High Speed Spectroscopic Ellipsometry Technique for On-Line Monitoring in Large Area Thin Layer Production

C. Major1, G. Juhasz1, Z. Herczeg1, Z. Labadi1, P. Petrik1, Z. Horvath2, M. Fried1

1. Inst. for Technical Physics and Materials Science, Centre for Energy Research (MFA), H-1525 Budapest, P.O. Box 49., Hungary

2. Wigner Res. Centre for Fhysics, H-1525 Budapest, POB 49, Hungary

Macro imaging spectroscopic ellipsometers has been developed for high speed mapping of large area thin layer coated substrates. Non-contact and non-destructive characterization techniques based on spectroscopic ellipsometry are widely used by the photovoltaic and semiconductor industry for process or quality control in production. The commercialization of large area thin film technologies and the related increasing surfaces lead to many key problems such as reduced efficiency caused by multiple non-uniformities of the layer properties over the entire panel or wafer resulting from the technological steps of individual layer components. For these reasons, thin layer properties must be mapped by an „in-line” or „in-situ” method avoiding mistakes resulting from layer inhomogeneities. Scanning ellipsometry methods based on the conventional narrow beam spectroscopic measurements provide high accuracy but suffer from long mapping times as the polarization state of the reflected beam must be detected. Expanded beam ellipsometry was developed to measure rapidly the polarization state changes after reflection from bigger surfaces. Our instruments use non-collimated illumination with a special light source and an optical arrangement allowing multiple angles of incidence [1,2]. New prototypes have been prepared for spectroscopic measurements that provide a line image of spectroscopic ellipsometry data with a lateral resolution of ~10 mm over the range of 350-1000 nm [3-5]. Ellipsometric information of large areas can be collected a couple of 10 times faster compared to scanning methods. Prototypes have been built for structures with nominal widths of 300-450-600-900 mm (SiO2, ZnO/a-Si:H; ZnO/MoO3) on rigid substrates. Thin layers (ZnO; ZnO/MoO3) on plastic foil substrates were also investigated in roll to roll operation. Measurements and results of different structures are presented.

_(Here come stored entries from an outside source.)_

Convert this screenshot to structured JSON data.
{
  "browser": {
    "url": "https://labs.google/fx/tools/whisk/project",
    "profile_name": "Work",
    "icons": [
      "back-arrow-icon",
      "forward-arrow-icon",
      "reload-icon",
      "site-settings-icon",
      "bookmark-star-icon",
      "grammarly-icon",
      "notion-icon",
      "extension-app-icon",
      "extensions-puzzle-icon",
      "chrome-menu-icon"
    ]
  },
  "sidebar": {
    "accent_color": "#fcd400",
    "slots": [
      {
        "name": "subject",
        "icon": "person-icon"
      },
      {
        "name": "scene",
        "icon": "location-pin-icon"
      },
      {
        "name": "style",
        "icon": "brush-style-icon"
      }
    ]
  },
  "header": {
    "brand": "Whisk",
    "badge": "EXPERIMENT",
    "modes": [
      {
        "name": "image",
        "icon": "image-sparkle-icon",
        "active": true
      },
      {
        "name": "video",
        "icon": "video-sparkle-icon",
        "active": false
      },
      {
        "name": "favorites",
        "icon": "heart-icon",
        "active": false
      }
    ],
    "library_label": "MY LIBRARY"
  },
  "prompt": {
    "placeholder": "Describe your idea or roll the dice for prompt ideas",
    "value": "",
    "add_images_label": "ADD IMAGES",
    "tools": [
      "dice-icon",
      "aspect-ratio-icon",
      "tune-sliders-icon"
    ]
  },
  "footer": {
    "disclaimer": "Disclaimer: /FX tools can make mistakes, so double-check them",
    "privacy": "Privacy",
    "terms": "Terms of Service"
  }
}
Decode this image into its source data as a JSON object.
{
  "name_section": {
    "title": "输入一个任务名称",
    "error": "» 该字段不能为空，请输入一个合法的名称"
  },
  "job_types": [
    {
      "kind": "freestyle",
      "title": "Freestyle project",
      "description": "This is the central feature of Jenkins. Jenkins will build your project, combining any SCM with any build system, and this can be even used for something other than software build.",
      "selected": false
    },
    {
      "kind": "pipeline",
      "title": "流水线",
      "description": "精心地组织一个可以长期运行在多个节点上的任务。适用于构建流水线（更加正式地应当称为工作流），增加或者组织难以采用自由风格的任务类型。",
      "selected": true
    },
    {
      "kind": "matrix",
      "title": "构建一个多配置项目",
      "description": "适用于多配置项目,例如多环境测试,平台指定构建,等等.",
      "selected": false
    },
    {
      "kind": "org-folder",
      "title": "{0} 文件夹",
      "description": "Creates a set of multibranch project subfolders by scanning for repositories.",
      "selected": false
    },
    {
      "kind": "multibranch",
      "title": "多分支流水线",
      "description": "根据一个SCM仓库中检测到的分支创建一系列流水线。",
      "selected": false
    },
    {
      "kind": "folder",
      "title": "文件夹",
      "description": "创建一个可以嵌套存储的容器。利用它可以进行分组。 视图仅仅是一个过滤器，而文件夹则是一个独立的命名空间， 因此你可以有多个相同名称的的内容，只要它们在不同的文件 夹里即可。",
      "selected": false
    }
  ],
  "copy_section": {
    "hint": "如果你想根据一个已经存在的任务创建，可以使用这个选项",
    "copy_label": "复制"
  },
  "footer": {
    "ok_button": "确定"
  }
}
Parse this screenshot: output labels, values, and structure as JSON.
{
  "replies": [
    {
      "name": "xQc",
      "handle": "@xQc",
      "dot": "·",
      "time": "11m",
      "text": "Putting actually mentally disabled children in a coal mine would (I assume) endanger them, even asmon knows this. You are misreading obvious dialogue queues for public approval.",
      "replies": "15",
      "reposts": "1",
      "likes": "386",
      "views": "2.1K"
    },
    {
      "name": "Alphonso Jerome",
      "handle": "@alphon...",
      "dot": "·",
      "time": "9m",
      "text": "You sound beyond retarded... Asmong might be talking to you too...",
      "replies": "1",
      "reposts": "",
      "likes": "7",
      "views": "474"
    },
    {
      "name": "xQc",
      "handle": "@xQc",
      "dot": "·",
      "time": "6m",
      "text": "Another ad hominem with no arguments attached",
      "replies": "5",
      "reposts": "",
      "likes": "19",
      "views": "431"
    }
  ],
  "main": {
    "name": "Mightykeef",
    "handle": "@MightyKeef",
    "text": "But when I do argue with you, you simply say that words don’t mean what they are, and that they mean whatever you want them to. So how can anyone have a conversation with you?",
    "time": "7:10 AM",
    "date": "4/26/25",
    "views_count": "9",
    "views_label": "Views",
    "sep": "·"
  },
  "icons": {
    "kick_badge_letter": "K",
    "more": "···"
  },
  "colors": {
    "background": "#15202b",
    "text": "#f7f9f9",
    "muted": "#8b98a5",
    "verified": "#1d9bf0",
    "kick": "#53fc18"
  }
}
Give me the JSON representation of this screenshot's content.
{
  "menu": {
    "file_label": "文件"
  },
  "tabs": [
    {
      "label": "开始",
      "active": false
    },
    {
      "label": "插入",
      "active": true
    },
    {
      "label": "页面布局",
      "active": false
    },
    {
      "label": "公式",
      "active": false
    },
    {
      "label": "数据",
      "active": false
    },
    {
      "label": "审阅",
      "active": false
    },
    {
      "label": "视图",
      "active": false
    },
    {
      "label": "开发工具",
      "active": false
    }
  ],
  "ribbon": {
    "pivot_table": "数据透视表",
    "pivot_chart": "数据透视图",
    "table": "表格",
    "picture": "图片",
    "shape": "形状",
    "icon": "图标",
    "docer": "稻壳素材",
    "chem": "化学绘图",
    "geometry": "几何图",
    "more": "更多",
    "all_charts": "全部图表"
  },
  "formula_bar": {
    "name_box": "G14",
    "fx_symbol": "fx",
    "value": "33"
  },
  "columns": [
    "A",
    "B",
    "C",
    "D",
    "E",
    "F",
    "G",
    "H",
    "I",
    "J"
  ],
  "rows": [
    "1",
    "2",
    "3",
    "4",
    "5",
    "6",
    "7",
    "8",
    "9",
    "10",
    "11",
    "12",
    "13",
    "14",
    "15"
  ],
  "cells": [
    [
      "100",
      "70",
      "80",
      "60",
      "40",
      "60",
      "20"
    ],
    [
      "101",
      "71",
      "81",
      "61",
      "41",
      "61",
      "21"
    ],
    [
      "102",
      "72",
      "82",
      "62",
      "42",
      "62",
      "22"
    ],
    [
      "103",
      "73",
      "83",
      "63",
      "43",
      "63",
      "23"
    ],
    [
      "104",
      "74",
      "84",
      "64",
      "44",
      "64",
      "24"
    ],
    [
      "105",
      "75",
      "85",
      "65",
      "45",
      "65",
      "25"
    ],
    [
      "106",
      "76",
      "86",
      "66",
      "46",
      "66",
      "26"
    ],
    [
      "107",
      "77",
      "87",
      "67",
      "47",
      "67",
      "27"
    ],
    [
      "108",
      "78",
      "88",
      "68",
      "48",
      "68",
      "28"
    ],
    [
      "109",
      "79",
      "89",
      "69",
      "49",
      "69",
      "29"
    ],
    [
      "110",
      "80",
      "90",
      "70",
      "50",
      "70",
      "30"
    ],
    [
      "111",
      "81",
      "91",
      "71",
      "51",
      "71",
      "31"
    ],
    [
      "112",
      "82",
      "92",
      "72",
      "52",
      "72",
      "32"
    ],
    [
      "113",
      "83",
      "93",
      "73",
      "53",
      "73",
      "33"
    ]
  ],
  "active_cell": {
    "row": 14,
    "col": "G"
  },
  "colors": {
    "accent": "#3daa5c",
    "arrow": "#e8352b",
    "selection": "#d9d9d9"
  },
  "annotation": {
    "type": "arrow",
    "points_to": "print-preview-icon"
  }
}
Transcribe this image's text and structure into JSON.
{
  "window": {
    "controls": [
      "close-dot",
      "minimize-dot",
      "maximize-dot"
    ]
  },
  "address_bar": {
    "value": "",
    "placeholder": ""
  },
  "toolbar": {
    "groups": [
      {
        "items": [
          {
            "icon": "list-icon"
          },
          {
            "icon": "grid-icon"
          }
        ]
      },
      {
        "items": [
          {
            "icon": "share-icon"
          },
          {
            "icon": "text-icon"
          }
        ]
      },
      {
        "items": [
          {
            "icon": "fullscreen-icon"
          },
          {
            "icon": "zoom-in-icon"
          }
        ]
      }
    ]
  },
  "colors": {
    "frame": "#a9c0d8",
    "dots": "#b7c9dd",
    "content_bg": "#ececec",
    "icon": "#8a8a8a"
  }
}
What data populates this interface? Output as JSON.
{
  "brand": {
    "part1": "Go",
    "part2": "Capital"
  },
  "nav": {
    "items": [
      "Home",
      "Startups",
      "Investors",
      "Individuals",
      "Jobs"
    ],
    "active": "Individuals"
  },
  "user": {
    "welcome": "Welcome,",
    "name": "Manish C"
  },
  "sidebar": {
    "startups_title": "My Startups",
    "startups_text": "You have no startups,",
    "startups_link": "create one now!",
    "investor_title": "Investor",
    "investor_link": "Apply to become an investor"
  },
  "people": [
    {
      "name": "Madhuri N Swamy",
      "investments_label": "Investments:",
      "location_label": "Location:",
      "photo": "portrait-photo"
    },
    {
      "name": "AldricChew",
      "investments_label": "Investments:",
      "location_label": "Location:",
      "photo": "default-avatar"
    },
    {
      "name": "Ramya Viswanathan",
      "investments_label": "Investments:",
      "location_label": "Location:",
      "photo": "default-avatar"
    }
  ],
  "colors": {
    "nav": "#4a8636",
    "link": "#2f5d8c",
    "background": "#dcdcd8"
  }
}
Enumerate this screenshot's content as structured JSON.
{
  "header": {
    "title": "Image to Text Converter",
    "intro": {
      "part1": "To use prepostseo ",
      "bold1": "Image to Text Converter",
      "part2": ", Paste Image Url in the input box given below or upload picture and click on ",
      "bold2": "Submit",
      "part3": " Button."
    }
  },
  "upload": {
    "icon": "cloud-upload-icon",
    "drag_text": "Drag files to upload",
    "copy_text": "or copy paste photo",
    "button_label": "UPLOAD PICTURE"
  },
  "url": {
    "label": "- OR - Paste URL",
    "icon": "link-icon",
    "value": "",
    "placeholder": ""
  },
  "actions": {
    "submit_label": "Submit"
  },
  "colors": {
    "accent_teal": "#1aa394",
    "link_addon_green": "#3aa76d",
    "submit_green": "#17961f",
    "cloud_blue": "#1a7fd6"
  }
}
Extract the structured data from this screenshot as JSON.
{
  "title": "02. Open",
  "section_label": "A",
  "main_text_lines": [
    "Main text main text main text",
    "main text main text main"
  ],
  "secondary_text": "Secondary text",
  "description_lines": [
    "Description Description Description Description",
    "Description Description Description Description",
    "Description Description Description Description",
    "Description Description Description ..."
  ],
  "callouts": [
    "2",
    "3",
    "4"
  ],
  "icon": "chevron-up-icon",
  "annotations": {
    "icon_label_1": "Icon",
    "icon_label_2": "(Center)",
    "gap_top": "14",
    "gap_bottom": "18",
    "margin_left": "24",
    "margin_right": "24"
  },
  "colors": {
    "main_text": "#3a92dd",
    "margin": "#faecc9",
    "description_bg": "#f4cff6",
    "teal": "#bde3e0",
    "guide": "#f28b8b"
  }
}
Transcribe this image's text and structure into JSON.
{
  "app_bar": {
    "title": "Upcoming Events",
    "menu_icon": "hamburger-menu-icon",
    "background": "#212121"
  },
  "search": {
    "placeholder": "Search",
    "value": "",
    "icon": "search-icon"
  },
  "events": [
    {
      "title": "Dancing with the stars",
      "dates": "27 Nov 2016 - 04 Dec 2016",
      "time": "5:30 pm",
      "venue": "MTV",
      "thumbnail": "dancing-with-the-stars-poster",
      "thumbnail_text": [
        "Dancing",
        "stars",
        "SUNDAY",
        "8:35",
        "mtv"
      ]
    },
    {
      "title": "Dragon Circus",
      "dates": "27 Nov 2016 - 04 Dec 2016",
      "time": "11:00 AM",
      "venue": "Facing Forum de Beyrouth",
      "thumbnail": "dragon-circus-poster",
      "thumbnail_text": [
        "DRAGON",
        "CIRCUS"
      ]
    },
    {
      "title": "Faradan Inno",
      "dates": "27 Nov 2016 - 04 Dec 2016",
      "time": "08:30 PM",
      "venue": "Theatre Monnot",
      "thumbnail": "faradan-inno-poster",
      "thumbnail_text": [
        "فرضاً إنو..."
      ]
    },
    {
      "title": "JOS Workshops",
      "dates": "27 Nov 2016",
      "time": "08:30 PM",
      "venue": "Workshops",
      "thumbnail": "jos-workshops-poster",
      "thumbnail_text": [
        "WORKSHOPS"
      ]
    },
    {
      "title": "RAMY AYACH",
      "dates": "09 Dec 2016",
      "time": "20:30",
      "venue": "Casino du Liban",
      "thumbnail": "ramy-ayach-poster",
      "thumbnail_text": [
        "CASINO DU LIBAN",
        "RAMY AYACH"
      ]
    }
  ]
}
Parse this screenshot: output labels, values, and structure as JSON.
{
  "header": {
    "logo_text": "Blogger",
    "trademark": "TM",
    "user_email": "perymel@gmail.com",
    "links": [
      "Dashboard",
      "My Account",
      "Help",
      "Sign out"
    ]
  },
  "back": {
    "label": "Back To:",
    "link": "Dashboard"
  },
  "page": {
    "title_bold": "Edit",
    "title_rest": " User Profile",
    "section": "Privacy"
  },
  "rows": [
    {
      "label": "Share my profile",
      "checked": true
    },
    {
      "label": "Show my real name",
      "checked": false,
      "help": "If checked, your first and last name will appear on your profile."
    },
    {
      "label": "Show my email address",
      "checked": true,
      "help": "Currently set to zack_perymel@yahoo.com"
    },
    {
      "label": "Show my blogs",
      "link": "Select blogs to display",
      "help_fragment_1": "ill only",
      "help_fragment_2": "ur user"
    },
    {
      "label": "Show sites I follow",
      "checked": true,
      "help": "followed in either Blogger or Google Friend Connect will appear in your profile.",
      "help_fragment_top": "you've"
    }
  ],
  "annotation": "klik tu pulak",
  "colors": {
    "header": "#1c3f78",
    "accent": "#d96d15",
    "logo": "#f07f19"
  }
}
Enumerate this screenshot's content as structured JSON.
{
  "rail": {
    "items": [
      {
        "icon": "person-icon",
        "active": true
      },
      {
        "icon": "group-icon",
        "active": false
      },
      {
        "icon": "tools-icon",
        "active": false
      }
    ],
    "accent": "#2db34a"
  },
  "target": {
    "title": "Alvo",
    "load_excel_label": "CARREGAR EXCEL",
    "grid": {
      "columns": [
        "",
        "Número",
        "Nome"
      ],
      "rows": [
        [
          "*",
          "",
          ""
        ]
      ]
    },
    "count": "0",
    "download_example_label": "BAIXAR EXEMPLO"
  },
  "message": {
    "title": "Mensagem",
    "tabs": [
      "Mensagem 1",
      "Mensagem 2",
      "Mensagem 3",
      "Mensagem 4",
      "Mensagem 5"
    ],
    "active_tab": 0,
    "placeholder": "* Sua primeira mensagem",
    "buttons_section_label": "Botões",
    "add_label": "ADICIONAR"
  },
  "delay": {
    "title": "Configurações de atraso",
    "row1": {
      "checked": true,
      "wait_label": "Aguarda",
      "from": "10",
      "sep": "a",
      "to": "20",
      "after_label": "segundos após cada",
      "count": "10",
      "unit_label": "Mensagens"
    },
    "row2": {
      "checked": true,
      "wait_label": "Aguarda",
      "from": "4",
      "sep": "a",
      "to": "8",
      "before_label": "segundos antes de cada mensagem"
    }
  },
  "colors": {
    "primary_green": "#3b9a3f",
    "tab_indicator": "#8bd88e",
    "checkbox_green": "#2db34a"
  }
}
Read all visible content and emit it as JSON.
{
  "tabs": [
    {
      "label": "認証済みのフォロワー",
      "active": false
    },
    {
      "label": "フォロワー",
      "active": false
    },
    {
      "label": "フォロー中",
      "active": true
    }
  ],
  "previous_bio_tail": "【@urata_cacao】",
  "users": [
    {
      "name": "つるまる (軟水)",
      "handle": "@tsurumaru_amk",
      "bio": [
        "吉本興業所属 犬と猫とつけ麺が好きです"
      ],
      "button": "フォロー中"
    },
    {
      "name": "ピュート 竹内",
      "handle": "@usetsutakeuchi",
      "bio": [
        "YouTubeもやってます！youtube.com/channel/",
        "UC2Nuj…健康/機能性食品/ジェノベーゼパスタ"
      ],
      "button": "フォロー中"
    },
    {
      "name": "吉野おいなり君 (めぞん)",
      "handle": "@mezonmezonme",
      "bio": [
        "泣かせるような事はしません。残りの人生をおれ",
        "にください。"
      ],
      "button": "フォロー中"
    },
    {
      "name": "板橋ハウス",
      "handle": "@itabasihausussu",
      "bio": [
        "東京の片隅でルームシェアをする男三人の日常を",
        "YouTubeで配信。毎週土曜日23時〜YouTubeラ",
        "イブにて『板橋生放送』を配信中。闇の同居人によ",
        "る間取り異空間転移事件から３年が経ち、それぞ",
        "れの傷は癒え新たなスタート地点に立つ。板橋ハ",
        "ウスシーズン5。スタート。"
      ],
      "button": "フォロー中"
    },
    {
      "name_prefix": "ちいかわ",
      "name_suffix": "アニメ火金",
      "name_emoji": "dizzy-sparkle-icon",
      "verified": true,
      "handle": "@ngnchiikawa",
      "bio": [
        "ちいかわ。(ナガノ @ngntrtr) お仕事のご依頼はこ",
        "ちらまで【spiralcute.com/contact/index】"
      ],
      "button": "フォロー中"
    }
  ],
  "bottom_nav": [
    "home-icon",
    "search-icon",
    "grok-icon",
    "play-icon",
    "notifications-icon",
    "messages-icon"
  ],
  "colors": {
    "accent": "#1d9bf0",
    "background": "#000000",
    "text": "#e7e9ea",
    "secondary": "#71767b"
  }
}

Fig. 1 Installed mapping device and thickness-map of a nominally 2000 nm thick oxide layer on a 300 mm diameter Si-wafer (on the robotic arm, left side, in front of the mirror).

We can demonstrate spectroscopic ellipsometry mapping measurements over 1800 points in ~1 min traverse of a 300-450 mm diameter Si-wafer (demonstration in clean room environment, see Fig. 1) or 600x1200 mm solar panel.

References

[1] C. Major, G. Juhasz, Z. Horvath, O. Polgar, M. Fried, Wide Angle Beam Ellipsometry for Extremely Large Samples, physica status solidi (c) 5, 1077-1080 (2008).

[2] G. Juhász, Z. Horváth, C. Major, P. Petrik, O. Polgar and M. Fried, Non-Collimated Beam Ellipsometry, physica status solidi (c) 5, 1081-1084 (2008).

[3] M. Fried, G. Juhász, C. Major, P. Petrik, O. Polgár, Z. Horváth, A. Nutsch, Expanded Beam (Macro-Imaging) Ellipsometry, Thin Solid Films 519, 2730-2736 (2011).

[4] A. Shan, M. Fried, G. Juhasz, C. Major, O. Polgar, A. Nemeth, P. Petrik, L. R. Dahal, Jie Chen, Zhiquan Huang, N. J. Podraza, R. W. Collins; High-Speed Imaging/Mapping Spectroscopic Ellipsometry for In-Line Analysis of Roll-to-Roll Thin Film Photovoltaics, IEEE JOURNAL OF PHOTOVOLTAICS 4:(1), 355-361 (2014).

[5] Miklos Fried, On-Line Monitoring of Solar Cell Module Production by Ellipsometry Technique, Thin Solid Films 571, 345-355 (2014).